> all that cacheline bouncing can't do your numa boxes any good.
It happens even on our non-NUMA boxes. But that was the reason
behind developing MCS locks: they are designed to minimize the
cacheline bouncing due to lock contention, and become a win with
a very small number of processors contending the same spinlock.
> i hear x86-64 has a lockless gettimeofday. maybe that's the solution.
I was using gettimeofday() as ONE example of the problem.
Fixing gettimeofday(), such as with frlocks (see, for example,
http://lwn.net/Articles/7388) fixes ONE occurance of the
problem.
Every reader/writer lock that an application can force
the kernel to acquire can have this problem. If there
is enough time between acquires, it may take 32 or 64
processors to hang the system, but livelock WILL occur.
> it's really
> not the kernel's fault that your app is badly written.
There are MANY other cases where an application can force the
kernel to acquire a lock needed by other things.
The point is not whether the *application* is badly written,
but point is whether a bad application can mess up the kernel
by causing a livelock.
Spinlocks are a slightly different story. While there isn't
the starvation issue, livelock can still occur if the kernel
needs to acquire the spinlock more often that it takes to
acquire. This is why replacing the xtime_lock with a spinlock
fixes the reader/writer livelock, but not the problem: while
the writer can now get the spinlock, it can take an entire
clock tick to acquire/release it. So the net behavior is the
same: with a 1KHz timer and with 1us cache-cache latency, 32
processors spinning on gettimeofday() using a spinlock would
have a similar result.
Kevin
On Fri, Nov 08, 2002 at 02:17:21PM -0600, Van Maren, Kevin wrote:
> > all that cacheline bouncing can't do your numa boxes any good.
>
> It happens even on our non-NUMA boxes. But that was the reason
> behind developing MCS locks: they are designed to minimize the
> cacheline bouncing due to lock contention, and become a win with
> a very small number of processors contending the same spinlock.

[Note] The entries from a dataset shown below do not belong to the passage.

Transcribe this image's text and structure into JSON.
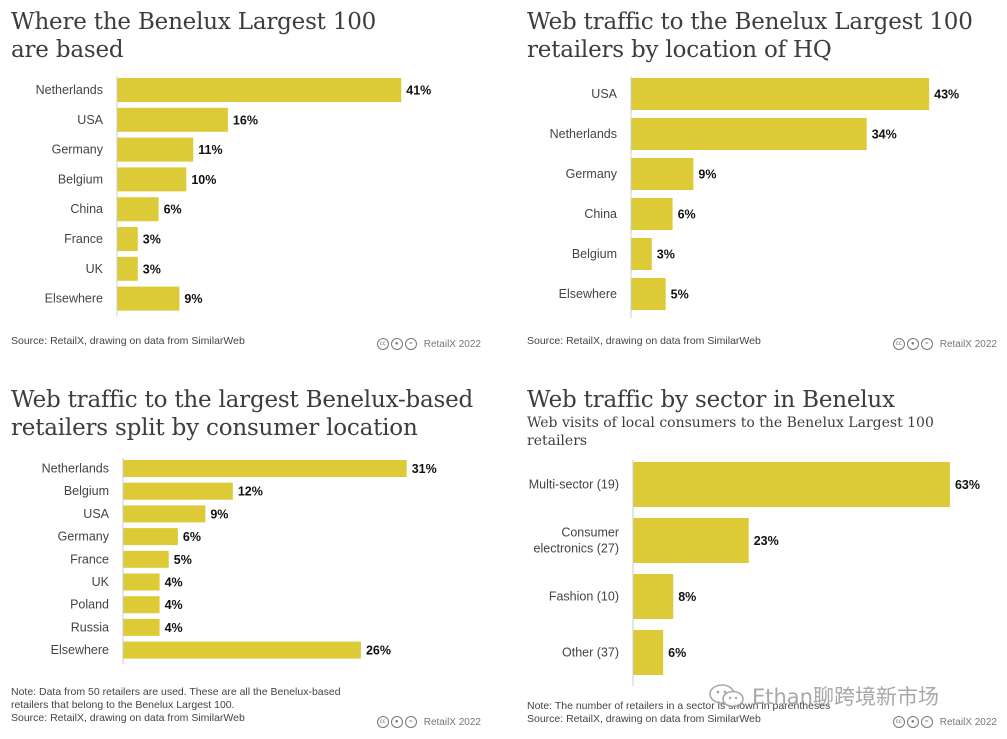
{
  "accent_color": "#dccb37",
  "panels": [
    {
      "title": "Where the Benelux Largest 100 are based",
      "subtitle": "",
      "footnotes": [
        "Source: RetailX, drawing on data from SimilarWeb"
      ],
      "license": "RetailX 2022",
      "license_icons": [
        "cc-icon",
        "person-icon",
        "equals-icon"
      ]
    },
    {
      "title": "Web traffic to the Benelux Largest 100 retailers by location of HQ",
      "subtitle": "",
      "footnotes": [
        "Source: RetailX, drawing on data from SimilarWeb"
      ],
      "license": "RetailX 2022",
      "license_icons": [
        "cc-icon",
        "person-icon",
        "equals-icon"
      ]
    },
    {
      "title": "Web traffic to the largest Benelux-based retailers split by consumer location",
      "subtitle": "",
      "footnotes": [
        "Note: Data from 50 retailers are used. These are all the Benelux-based",
        "retailers that belong to the Benelux Largest 100.",
        "Source: RetailX, drawing on data from SimilarWeb"
      ],
      "license": "RetailX 2022",
      "license_icons": [
        "cc-icon",
        "person-icon",
        "equals-icon"
      ]
    },
    {
      "title": "Web traffic by sector in Benelux",
      "subtitle": "Web visits of local consumers to the Benelux Largest 100 retailers",
      "footnotes": [
        "Note: The number of retailers in a sector is shown in parentheses",
        "Source: RetailX, drawing on data from SimilarWeb"
      ],
      "license": "RetailX 2022",
      "license_icons": [
        "cc-icon",
        "person-icon",
        "equals-icon"
      ]
    }
  ],
  "chart_data": [
    {
      "type": "bar",
      "orientation": "horizontal",
      "categories": [
        "Netherlands",
        "USA",
        "Germany",
        "Belgium",
        "China",
        "France",
        "UK",
        "Elsewhere"
      ],
      "values": [
        41,
        16,
        11,
        10,
        6,
        3,
        3,
        9
      ],
      "value_labels": [
        "41%",
        "16%",
        "11%",
        "10%",
        "6%",
        "3%",
        "3%",
        "9%"
      ],
      "unit": "%",
      "xlim": [
        0,
        45
      ]
    },
    {
      "type": "bar",
      "orientation": "horizontal",
      "categories": [
        "USA",
        "Netherlands",
        "Germany",
        "China",
        "Belgium",
        "Elsewhere"
      ],
      "values": [
        43,
        34,
        9,
        6,
        3,
        5
      ],
      "value_labels": [
        "43%",
        "34%",
        "9%",
        "6%",
        "3%",
        "5%"
      ],
      "unit": "%",
      "xlim": [
        0,
        45
      ]
    },
    {
      "type": "bar",
      "orientation": "horizontal",
      "categories": [
        "Netherlands",
        "Belgium",
        "USA",
        "Germany",
        "France",
        "UK",
        "Poland",
        "Russia",
        "Elsewhere"
      ],
      "values": [
        31,
        12,
        9,
        6,
        5,
        4,
        4,
        4,
        26
      ],
      "value_labels": [
        "31%",
        "12%",
        "9%",
        "6%",
        "5%",
        "4%",
        "4%",
        "4%",
        "26%"
      ],
      "unit": "%",
      "xlim": [
        0,
        33
      ]
    },
    {
      "type": "bar",
      "orientation": "horizontal",
      "categories": [
        [
          "Multi-sector (19)"
        ],
        [
          "Consumer",
          "electronics (27)"
        ],
        [
          "Fashion (10)"
        ],
        [
          "Other (37)"
        ]
      ],
      "values": [
        63,
        23,
        8,
        6
      ],
      "value_labels": [
        "63%",
        "23%",
        "8%",
        "6%"
      ],
      "unit": "%",
      "xlim": [
        0,
        65
      ]
    }
  ],
  "watermark": {
    "icon": "wechat-icon",
    "text": "Ethan聊跨境新市场"
  }
}
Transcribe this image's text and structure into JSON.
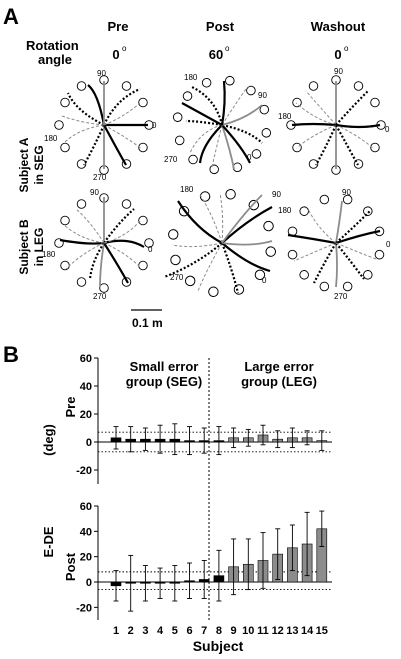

that's not my point... a resource occupies a number of cachelines;
bouncing those cachelines between processors is expensive. if there's
a real workload that all the processors are contending for the same
resource, it's time to split up that resource.
> I was using gettimeofday() as ONE example of the problem.
> Fixing gettimeofday(), such as with frlocks (see, for example,
> http://lwn.net/Articles/7388) fixes ONE occurance of the
> problem.
>
> Every reader/writer lock that an application can force
> the kernel to acquire can have this problem. If there
> is enough time between acquires, it may take 32 or 64
> processors to hang the system, but livelock WILL occur.
not true. every reader/writer lock which guards a global resource can
have this problem. if the lock only guards your own task's resources,
there can be no problem.
> There are MANY other cases where an application can force the
> kernel to acquire a lock needed by other things.
and i agree they should be fixed.
> Spinlocks are a slightly different story. While there isn't
> the starvation issue, livelock can still occur if the kernel
> needs to acquire the spinlock more often that it takes to
> acquire. This is why replacing the xtime_lock with a spinlock
> fixes the reader/writer livelock, but not the problem: while
> the writer can now get the spinlock, it can take an entire
> clock tick to acquire/release it. So the net behavior is the
> same: with a 1KHz timer and with 1us cache-cache latency, 32
> processors spinning on gettimeofday() using a spinlock would
> have a similar result.
right. so spinlocking this resource is also not good enough. did
you see the "Voyager subarchitecture for 2.5.46" thread earlier this
week which discussed making it per-cpu?
http://www.uwsg.iu.edu/hypermail/linux/kernel/0211.0/1799.html
this seems like the right way to go to me.
--
Revolutions do not require corporate support.